Talcum powder, a minefield marker

last used in Afghanistan,

runs up the center of a tree

like the ghost of future blasts,

outlines the width of

a prospective bike path.


Invisible villains

adept at doublespeak

call the city green,

pro art, pro child, pro park

but plan to swipe the space

where field trip buses park.

Twice robbed museums,

concert halls and market stalls

face the fall of centenary trees

wiped out with a percussive pen.


The canopy is cancelled.

Now under our new desert sun,

mortar heat pounds concrete,

a rider’s right of way

that girdles the city,

strangles the cambium layer

of tree and town,

offers a place for tent and cardboard

inner-city that sidewalks have outgrown.





 

Kerstin Schulz has been writing poetry off and on for 50 years.

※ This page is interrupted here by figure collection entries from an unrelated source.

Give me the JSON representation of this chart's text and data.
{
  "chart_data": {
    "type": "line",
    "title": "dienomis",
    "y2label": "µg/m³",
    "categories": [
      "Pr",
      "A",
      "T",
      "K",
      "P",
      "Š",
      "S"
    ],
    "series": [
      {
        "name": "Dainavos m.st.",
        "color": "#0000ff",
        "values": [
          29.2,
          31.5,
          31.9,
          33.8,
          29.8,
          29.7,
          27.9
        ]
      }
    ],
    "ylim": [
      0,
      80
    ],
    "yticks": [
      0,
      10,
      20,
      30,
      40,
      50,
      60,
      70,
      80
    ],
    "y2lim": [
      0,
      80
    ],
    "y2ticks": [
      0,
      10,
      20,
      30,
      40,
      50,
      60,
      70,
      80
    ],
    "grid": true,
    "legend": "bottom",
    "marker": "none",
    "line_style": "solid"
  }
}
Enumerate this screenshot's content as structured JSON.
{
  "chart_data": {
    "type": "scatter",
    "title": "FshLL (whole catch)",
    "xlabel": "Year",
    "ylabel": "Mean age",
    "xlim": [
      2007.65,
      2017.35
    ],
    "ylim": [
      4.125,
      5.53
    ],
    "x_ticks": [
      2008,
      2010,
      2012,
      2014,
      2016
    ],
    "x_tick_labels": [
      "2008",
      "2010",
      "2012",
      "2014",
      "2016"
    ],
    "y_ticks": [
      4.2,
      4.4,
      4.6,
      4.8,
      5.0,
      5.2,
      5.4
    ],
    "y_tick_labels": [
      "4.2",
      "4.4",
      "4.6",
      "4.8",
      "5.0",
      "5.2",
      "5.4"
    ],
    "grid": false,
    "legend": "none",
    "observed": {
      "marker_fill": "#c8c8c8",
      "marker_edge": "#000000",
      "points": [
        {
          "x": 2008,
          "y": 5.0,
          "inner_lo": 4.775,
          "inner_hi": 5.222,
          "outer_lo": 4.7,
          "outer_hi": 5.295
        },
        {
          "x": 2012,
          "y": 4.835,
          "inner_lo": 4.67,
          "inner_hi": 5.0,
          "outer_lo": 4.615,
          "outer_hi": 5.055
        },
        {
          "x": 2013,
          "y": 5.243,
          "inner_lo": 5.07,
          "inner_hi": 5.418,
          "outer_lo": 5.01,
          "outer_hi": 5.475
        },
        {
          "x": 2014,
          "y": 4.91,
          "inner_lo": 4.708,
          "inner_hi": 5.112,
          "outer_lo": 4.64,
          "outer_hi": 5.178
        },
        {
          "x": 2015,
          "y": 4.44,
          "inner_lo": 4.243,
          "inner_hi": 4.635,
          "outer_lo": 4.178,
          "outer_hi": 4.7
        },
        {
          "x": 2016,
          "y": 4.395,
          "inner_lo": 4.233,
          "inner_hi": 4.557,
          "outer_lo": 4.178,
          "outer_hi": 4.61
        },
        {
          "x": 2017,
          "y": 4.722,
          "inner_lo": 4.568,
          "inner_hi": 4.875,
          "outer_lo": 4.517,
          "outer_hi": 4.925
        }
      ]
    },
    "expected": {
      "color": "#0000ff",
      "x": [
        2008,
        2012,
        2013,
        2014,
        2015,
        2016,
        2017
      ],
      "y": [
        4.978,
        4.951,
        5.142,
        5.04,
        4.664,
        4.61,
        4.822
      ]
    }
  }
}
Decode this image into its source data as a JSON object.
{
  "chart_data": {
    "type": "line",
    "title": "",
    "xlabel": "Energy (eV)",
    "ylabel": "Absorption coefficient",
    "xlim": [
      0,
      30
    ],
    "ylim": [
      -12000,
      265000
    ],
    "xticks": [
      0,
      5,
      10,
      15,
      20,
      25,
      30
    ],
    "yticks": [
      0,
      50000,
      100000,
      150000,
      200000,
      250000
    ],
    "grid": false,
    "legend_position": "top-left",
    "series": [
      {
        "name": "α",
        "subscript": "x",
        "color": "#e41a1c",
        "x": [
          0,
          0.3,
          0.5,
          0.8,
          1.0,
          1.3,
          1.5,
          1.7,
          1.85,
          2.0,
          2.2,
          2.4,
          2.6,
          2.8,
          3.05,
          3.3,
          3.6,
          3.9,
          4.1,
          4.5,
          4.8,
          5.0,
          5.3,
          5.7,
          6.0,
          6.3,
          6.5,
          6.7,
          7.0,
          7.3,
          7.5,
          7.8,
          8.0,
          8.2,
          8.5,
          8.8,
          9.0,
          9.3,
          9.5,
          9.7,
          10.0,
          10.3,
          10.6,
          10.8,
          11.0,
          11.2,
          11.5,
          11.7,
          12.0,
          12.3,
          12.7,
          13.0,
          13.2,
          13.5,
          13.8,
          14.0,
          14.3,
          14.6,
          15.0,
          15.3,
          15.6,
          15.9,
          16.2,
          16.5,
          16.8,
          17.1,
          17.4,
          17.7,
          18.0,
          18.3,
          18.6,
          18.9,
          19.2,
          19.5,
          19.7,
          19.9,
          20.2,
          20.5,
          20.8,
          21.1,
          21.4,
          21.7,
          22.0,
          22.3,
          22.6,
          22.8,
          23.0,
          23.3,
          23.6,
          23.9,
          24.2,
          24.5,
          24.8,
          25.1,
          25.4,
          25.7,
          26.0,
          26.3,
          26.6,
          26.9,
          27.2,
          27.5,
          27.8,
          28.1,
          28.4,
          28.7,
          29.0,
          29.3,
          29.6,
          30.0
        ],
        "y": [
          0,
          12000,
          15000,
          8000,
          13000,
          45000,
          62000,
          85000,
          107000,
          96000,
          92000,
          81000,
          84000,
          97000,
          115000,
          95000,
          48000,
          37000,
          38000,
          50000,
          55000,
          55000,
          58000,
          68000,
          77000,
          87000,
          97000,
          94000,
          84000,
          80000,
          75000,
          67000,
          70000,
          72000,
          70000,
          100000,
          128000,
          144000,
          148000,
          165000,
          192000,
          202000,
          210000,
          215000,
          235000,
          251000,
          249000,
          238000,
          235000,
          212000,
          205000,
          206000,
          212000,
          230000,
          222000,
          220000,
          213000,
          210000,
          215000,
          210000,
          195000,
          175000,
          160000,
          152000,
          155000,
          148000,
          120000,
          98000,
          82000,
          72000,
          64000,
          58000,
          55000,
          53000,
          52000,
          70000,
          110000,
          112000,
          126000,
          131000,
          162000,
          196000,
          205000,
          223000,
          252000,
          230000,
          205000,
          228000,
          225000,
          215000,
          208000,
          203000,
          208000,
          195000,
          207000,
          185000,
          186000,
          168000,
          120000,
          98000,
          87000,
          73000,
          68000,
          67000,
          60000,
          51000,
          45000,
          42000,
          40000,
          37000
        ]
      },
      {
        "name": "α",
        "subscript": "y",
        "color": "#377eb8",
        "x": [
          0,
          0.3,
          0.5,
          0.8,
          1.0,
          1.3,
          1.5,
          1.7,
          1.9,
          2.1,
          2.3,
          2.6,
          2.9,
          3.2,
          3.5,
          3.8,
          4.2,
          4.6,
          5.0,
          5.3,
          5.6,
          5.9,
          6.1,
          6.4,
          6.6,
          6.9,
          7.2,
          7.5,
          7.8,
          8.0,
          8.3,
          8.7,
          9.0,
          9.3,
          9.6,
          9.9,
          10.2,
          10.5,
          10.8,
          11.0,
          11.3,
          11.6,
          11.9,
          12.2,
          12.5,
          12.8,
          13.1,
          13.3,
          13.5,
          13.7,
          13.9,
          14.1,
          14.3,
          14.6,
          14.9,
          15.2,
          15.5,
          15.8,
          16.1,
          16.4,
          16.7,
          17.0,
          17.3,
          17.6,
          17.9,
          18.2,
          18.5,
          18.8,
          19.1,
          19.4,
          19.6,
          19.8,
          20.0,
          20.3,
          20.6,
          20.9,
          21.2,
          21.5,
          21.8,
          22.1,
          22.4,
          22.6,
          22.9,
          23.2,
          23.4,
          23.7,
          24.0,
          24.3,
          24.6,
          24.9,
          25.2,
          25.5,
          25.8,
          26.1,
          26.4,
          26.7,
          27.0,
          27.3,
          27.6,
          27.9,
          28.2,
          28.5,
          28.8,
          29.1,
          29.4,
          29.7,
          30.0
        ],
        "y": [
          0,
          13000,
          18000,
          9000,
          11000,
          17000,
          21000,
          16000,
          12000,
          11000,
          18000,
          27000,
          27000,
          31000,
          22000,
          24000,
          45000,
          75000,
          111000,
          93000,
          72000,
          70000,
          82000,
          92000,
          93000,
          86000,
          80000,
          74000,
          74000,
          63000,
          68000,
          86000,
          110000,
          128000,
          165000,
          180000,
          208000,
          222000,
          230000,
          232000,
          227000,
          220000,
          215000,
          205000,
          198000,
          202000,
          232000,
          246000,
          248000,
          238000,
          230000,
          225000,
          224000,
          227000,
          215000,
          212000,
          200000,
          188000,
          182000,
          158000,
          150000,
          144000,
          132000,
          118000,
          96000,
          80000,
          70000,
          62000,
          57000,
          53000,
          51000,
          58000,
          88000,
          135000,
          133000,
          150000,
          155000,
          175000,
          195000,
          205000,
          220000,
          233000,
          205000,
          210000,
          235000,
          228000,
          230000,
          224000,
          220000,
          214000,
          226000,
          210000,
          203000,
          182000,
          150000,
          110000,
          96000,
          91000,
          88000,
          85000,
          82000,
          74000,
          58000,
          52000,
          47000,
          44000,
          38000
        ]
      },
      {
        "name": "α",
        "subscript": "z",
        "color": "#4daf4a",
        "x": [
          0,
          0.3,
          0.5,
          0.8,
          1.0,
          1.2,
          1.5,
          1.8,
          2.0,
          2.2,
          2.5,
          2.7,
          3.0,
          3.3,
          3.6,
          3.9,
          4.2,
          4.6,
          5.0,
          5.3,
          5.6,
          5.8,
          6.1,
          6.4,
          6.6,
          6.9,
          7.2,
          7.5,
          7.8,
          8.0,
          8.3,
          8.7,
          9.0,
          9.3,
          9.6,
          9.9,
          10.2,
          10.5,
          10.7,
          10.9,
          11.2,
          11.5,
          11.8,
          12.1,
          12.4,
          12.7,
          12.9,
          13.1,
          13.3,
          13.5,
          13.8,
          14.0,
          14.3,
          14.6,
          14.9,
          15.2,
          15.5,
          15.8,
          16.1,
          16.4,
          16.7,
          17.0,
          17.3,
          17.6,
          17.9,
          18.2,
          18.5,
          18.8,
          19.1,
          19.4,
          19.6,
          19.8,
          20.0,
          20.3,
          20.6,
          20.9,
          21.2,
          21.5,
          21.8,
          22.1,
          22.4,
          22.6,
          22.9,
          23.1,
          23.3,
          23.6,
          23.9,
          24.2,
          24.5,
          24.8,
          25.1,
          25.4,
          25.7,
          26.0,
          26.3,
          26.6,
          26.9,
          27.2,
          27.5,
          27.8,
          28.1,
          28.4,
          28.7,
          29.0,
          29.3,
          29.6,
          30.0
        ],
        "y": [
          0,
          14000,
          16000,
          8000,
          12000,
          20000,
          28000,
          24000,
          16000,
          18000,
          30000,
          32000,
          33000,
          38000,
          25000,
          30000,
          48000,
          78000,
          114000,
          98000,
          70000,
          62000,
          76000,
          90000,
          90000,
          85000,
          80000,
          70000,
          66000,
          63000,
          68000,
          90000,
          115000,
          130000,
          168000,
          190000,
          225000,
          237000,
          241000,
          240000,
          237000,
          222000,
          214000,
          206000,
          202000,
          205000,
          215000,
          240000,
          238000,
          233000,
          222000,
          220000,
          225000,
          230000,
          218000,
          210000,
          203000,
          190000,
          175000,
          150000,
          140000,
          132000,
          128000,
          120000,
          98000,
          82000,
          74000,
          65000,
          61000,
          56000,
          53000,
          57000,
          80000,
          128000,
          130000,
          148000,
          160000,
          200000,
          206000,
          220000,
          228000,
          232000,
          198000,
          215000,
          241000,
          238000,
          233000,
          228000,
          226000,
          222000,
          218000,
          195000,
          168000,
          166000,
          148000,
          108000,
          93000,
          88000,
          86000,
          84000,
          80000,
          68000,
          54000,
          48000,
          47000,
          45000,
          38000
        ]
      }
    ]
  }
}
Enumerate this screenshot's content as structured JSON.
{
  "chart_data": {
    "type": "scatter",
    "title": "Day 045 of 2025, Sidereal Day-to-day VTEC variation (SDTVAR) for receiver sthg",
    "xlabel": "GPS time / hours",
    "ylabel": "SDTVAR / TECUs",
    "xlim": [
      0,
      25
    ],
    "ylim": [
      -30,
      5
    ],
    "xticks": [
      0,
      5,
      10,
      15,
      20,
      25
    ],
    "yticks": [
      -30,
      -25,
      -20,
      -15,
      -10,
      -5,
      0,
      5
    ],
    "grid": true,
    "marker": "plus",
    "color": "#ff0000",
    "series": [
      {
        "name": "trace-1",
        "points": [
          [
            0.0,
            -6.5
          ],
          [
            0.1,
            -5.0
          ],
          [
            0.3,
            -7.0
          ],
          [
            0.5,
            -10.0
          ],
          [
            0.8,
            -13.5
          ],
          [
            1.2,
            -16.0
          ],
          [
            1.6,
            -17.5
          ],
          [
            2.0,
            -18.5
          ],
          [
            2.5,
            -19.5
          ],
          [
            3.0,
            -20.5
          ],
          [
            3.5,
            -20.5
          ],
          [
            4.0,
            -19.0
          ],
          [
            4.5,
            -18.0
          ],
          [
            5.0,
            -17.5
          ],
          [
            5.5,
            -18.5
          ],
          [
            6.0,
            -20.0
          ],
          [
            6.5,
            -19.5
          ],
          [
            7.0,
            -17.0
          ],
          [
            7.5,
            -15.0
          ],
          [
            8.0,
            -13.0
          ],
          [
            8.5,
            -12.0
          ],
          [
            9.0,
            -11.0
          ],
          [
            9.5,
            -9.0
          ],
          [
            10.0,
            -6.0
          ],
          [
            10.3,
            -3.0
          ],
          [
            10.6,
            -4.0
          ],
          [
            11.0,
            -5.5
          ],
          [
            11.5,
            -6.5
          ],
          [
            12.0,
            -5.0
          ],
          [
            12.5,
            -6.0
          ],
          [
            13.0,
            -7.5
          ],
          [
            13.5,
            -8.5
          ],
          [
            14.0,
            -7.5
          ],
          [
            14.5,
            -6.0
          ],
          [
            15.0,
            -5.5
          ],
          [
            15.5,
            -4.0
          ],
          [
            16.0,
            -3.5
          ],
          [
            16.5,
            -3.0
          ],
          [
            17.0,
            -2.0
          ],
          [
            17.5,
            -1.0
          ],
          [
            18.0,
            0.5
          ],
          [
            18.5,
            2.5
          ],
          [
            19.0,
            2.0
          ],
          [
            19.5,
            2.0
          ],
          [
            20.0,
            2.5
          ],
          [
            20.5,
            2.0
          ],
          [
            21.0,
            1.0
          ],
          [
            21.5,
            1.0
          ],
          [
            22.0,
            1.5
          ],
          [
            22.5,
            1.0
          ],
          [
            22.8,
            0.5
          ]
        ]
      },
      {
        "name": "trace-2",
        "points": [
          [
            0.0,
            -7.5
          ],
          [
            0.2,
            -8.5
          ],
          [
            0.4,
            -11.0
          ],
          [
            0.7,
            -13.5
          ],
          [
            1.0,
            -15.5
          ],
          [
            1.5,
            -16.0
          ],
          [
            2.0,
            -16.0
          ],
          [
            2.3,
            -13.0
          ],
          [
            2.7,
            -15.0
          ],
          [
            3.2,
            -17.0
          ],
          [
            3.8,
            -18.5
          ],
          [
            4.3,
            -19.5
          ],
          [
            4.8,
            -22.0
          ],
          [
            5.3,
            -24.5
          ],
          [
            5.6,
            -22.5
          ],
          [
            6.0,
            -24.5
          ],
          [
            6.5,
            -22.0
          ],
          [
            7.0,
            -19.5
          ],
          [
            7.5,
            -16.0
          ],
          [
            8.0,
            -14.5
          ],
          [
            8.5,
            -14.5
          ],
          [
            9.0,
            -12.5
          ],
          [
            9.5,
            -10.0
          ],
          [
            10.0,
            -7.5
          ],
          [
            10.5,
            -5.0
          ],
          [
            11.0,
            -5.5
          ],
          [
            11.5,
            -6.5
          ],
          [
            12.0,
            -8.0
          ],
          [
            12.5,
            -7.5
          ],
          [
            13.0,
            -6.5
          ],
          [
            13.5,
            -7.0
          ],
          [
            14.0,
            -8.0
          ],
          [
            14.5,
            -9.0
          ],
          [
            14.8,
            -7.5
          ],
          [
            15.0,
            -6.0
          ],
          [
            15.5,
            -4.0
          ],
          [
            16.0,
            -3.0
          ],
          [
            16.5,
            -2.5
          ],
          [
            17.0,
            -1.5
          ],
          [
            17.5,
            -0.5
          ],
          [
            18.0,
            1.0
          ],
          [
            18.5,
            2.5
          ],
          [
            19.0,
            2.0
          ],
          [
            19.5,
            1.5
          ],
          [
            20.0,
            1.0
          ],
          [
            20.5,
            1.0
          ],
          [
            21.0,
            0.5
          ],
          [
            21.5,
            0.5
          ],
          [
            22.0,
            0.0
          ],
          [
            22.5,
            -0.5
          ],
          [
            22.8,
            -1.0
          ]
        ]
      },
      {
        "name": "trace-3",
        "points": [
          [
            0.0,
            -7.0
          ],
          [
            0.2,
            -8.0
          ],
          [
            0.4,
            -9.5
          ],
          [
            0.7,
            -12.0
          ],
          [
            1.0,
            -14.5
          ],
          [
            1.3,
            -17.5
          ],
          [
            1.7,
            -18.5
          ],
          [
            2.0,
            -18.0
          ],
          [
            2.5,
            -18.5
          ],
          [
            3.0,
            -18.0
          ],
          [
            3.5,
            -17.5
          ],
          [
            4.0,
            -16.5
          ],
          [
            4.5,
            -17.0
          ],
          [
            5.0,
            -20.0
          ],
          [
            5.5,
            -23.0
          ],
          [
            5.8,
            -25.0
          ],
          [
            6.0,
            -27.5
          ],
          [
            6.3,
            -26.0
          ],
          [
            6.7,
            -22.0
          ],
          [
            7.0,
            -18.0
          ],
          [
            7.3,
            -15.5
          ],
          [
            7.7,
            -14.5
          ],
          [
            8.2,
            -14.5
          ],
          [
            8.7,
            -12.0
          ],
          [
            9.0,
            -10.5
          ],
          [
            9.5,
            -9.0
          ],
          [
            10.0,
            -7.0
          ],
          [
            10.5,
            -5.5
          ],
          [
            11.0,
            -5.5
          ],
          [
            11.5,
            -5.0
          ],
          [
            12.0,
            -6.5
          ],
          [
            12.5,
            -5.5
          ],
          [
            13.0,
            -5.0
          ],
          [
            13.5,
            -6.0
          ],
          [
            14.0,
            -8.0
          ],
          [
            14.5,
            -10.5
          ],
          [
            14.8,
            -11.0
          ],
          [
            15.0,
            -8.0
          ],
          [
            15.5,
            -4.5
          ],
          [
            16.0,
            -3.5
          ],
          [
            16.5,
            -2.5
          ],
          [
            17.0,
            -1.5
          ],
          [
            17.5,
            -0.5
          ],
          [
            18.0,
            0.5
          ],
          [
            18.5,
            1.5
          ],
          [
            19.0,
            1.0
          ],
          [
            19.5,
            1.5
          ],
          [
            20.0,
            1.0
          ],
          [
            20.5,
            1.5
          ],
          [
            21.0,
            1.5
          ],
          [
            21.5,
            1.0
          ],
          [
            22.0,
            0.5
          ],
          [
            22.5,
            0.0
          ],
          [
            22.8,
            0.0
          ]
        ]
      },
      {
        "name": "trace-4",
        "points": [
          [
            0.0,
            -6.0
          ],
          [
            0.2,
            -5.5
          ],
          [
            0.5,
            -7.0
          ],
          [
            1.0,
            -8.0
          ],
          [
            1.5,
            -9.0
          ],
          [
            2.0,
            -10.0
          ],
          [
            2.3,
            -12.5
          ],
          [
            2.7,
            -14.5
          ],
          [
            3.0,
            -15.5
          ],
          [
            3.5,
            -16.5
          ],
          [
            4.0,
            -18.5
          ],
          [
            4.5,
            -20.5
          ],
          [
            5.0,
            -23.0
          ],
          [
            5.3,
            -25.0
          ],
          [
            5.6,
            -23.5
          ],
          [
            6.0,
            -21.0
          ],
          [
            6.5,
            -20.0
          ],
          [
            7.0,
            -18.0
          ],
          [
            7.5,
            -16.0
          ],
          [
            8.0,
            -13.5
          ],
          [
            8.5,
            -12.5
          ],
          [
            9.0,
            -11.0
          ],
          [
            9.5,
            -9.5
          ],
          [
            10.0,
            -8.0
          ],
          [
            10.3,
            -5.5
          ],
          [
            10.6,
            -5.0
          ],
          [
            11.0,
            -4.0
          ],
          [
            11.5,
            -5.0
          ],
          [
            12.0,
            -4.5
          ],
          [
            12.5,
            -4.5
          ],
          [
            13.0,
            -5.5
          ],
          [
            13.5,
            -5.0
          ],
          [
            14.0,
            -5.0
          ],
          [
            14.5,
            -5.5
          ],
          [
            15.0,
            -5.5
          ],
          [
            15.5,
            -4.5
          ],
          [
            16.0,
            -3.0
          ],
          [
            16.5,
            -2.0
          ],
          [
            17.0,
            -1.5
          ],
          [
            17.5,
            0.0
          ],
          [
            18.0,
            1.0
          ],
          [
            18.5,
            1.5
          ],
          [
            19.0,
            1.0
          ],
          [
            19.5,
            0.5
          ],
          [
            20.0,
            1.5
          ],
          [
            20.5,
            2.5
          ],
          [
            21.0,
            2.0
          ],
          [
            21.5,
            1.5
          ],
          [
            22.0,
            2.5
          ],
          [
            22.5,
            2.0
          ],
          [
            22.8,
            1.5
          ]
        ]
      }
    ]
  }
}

She began submitting her work for publication in 2020. Kerstin's poems appear or are forthcoming in Montana Mouthful and the Sonnets for Shakespeare Anthology. Kerstin lives in Portland, Oregon.


"I wrote 'Harvest in the South Park Blocks' in response to the City of Portland South Park Blocks proposed Master Plan . A photo of tagged trees that would be impacted by the Plan was an eye-opener and I felt impelled to write this piece. To cut down 100-plus year old healthy trees breaks my heart."